Perhaps of greatest importance, Canadian banks are federally chartered, and nationally based. There never was any Canadian counterpart to state and federal laws forbidding interstate banking or even branch banking within states, which has stuck the U.S. to this day with more than 8,000 banks of hugely varying degrees of solvency, not to say competency. Likewise, Canadian banks are spared some of the wilder state laws, such as those permitting homeowners to tear up their mortgages once their houses are "under water" (when the value of the house sinks below that of the mortgage). Much of the behaviour of the American banks can be explained as an attempt to get around the limits imposed by regulation: just as the securitization craze was driven in part by banks' efforts to diversify their asset base beyond their immediate surroundings, so their traditionally greater reliance on commercial paper markets for funds, as opposed to deposit-taking, owed much to legal restrictions on the interest rates they could pay depositors.

Similarly, the Canadian banks' more restrain-ed behaviour is probably best explained as a consequence of historical accident - dumb luck, in other words. In broadest strokes, where financial regulation in America, with its populist, agrarian tradition, has historically been tilted to the benefit of creditors - notably in the matter of mortgage interest deductibility - ours has tended to favour the lenders. Partly in response to earlier American adventures in hyper-localized "unit banking," dating back to Andrew Jackson's dismantling of the Second Bank of the United States, the FATHERS OF CONFEDERATION chose to make banking a federal matter. Banks were thus able to develop broad, national branch systems, which the best of them soon did.
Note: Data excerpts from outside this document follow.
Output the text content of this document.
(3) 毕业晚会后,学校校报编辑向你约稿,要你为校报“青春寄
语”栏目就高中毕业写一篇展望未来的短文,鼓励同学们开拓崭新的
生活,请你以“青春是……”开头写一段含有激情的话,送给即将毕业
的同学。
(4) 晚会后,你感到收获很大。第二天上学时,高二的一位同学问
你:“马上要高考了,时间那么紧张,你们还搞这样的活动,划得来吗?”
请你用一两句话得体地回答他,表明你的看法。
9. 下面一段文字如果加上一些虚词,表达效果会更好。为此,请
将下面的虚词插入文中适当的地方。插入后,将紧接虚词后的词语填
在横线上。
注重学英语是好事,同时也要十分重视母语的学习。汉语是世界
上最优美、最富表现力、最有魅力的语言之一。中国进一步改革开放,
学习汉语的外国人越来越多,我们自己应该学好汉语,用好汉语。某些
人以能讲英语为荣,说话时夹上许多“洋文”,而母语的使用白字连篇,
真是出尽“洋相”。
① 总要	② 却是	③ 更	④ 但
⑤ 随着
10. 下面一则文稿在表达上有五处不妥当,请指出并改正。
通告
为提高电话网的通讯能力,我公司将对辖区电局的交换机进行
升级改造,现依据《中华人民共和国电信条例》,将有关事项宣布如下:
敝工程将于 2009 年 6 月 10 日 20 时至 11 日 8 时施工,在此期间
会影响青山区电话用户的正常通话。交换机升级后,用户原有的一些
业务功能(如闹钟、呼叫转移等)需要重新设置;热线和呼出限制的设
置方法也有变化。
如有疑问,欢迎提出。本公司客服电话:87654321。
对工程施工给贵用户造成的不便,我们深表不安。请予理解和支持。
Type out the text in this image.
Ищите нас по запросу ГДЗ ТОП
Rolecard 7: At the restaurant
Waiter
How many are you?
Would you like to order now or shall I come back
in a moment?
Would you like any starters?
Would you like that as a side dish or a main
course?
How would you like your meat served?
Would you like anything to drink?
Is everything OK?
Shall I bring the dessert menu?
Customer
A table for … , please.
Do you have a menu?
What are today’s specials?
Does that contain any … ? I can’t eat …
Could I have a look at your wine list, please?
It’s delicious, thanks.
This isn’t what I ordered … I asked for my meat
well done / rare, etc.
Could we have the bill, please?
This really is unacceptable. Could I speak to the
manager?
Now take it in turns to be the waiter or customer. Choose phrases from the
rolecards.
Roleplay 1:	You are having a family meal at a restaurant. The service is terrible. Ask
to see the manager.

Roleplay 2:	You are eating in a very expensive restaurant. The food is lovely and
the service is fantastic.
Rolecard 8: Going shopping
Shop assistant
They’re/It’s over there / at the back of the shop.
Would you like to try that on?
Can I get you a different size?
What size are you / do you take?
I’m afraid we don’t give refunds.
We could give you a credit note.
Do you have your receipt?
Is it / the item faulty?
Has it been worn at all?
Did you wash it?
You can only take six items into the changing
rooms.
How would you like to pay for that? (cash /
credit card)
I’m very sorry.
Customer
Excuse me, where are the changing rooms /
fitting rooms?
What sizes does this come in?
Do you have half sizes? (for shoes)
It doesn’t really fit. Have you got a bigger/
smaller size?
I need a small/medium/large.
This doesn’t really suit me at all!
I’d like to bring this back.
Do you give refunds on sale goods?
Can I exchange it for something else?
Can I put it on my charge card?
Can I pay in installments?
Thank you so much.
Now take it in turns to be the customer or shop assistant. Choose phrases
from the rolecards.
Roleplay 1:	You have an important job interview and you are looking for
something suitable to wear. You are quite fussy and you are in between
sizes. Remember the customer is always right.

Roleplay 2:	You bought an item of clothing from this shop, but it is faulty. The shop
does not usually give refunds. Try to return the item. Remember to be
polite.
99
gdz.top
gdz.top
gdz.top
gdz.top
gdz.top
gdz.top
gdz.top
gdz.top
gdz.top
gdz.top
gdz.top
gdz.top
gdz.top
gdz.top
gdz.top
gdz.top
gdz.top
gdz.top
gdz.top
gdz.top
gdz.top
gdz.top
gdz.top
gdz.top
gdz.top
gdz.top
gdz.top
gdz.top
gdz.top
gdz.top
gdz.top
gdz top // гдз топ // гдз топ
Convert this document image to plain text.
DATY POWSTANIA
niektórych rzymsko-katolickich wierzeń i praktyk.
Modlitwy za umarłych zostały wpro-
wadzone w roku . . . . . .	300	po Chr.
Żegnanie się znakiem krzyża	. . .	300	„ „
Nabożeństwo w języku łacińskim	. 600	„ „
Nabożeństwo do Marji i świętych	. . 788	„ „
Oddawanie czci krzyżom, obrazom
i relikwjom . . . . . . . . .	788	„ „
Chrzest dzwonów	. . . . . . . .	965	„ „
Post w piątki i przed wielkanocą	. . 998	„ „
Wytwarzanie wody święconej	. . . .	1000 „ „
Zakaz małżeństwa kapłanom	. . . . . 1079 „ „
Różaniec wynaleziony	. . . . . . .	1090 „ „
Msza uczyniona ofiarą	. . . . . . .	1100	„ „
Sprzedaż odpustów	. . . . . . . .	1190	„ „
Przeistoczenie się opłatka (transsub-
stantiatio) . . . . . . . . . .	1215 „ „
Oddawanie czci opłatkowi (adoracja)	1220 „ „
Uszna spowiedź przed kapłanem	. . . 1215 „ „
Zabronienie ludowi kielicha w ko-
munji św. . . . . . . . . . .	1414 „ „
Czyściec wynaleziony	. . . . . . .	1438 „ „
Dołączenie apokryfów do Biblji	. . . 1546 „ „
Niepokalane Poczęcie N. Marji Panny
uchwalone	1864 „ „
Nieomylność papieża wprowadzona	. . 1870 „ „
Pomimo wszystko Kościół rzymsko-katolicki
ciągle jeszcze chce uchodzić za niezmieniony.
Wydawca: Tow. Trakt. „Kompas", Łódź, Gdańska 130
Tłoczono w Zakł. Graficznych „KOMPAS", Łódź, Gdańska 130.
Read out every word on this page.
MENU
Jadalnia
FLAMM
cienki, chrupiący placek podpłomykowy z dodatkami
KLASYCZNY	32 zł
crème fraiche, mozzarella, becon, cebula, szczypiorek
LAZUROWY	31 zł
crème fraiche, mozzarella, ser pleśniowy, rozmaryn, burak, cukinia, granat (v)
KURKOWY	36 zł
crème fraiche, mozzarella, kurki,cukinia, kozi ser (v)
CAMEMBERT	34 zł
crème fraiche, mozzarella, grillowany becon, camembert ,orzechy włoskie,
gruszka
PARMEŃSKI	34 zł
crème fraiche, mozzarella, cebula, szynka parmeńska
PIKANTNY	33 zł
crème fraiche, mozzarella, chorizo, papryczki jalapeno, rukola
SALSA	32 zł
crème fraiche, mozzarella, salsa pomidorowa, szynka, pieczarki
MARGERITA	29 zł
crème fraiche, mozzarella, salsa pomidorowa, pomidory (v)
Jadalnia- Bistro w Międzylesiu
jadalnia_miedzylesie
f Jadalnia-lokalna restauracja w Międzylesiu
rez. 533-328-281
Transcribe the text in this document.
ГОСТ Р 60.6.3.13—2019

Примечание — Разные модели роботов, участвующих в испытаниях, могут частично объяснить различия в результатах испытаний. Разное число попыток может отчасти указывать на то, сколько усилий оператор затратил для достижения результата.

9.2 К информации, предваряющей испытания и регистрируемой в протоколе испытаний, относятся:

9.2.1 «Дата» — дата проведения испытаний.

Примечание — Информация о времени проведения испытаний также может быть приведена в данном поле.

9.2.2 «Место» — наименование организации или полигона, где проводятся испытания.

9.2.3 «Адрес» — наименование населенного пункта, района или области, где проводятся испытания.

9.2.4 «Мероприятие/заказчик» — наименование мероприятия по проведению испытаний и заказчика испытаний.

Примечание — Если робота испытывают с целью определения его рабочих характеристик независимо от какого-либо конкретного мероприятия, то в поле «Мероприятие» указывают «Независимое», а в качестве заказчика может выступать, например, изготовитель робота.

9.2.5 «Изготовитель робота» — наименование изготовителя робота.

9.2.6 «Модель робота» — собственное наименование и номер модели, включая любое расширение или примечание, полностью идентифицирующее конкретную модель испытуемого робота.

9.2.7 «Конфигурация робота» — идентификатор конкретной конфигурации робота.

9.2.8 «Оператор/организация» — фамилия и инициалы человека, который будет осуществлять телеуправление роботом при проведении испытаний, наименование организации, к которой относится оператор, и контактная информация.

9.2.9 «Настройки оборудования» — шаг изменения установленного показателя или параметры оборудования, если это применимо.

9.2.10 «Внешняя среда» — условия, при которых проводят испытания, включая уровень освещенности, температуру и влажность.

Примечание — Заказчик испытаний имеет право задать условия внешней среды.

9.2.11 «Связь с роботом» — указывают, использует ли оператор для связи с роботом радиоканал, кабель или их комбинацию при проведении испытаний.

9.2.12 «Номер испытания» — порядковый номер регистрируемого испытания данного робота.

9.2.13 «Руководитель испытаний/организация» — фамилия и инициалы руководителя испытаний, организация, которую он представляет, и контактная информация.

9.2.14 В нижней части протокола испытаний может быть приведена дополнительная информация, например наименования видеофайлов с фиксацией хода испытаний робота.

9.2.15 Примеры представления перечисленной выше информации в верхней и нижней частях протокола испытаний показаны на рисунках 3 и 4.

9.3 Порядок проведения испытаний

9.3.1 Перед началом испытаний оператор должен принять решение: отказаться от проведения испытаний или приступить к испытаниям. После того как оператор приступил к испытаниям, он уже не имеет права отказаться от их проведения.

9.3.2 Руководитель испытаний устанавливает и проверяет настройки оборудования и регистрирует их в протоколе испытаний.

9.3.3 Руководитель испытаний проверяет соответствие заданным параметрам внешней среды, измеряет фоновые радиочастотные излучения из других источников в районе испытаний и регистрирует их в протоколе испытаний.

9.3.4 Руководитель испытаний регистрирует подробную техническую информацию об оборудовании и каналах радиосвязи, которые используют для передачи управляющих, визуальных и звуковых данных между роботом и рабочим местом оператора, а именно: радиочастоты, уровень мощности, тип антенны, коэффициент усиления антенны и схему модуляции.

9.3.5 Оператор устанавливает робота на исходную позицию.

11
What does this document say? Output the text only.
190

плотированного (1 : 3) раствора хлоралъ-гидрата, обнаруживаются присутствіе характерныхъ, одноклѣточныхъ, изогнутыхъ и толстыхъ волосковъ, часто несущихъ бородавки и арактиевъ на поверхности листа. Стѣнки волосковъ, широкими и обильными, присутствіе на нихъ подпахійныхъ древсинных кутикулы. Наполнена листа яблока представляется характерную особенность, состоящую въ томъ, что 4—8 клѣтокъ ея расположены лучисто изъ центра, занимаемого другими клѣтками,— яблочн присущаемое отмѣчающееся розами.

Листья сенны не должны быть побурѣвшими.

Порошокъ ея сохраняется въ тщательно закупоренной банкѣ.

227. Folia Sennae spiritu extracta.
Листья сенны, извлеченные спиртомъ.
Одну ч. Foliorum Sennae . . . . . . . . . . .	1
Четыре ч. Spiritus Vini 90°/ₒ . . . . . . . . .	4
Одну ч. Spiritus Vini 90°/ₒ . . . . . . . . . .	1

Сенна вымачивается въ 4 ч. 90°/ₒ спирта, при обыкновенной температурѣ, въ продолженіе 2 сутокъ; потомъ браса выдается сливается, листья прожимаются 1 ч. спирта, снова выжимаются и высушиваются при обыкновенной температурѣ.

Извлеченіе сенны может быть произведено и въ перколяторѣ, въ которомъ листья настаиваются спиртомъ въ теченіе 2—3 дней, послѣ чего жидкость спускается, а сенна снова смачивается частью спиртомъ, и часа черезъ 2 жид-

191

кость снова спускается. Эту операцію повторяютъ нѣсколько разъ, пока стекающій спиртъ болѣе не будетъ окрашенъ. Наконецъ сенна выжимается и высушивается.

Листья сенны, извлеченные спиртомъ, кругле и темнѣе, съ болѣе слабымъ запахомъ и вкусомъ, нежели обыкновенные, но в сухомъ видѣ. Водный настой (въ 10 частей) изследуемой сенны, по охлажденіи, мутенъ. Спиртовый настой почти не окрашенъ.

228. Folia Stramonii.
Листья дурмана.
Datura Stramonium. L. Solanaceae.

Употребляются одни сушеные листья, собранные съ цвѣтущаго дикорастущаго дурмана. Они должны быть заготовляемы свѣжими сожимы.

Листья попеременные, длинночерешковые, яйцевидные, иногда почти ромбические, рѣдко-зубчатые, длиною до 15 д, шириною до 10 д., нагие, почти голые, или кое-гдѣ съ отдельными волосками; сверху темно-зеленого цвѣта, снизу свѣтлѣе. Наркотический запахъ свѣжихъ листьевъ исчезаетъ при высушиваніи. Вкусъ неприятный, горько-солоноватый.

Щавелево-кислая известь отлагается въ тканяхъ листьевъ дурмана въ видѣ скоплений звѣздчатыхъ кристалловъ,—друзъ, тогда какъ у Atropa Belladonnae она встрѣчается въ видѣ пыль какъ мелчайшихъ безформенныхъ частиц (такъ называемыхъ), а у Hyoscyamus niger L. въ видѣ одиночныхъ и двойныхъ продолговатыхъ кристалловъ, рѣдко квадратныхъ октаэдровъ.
Indeed, in a curious way our thinly dispersed population proved to be a source of strength for the front-runners: once a bank had gone to the trouble of setting up the extensive branch networks needed to service such a customer base, each additional branch cost much less.

Economies of scale and survival of the fittest quickly served to winnow down the number of banks, from 38 in 1890 to just 10 in 1925. With the collapse of the Home Bank in 1923, the last major bank failure in Canadian history, the industry had assumed broadly its current form, with five or six major national banks (the Toronto and Dominion banks merged in 1954) dominant, all with roots going back to the 19th century. With a broad base of depositors to draw upon, and similarly diversified loan portfolios, our banks have been less hostage to the ups and downs of local economies, while the steady stream of fees from their retail banking activities lessened the need to gamble on riskier ventures. The dominance of the big five banks, moreover, disadvantageous as that can be at most times, may well be a source of strength in a crisis. Fewer, larger banks makes for greater institutional memory, better risk management, and, if necessary, more easily coordinated responses.

Still, attempts to explain our banks' ability of late to avoid the worst excesses of their international rivals in terms of a more risk-averse national culture have to reckon with repeated episodes in the past where those same banks collectively showed a talent for rushing off the nearest cliff. From the Third World debt crisis of the early 1980s, through the Dome Petroleum fiasco and Northland and Canadian Commercial bank failures later in the decade, all the way to the Olympia & York meltdown of the early 1990s, Canada's bankers have shown themselves capable of blowing their brains out with the best of them. Had they been permitted to merge some years ago as they intended, the better to compete in foreign markets, they might have spent the last decade following the global herd to disaster.

Yet therein may perhaps lie the best explanation for their recent, relative success. Having sown their wild oats, as it were, in previous decades - with painful, though not fatal consequences - the Canadian banks were a chastened lot by the time the party was really getting under way. A stable industry structure, a firm regulatory hand: these played their part. But there's nothing like a crushing hangover to bring a sinner to Jesus.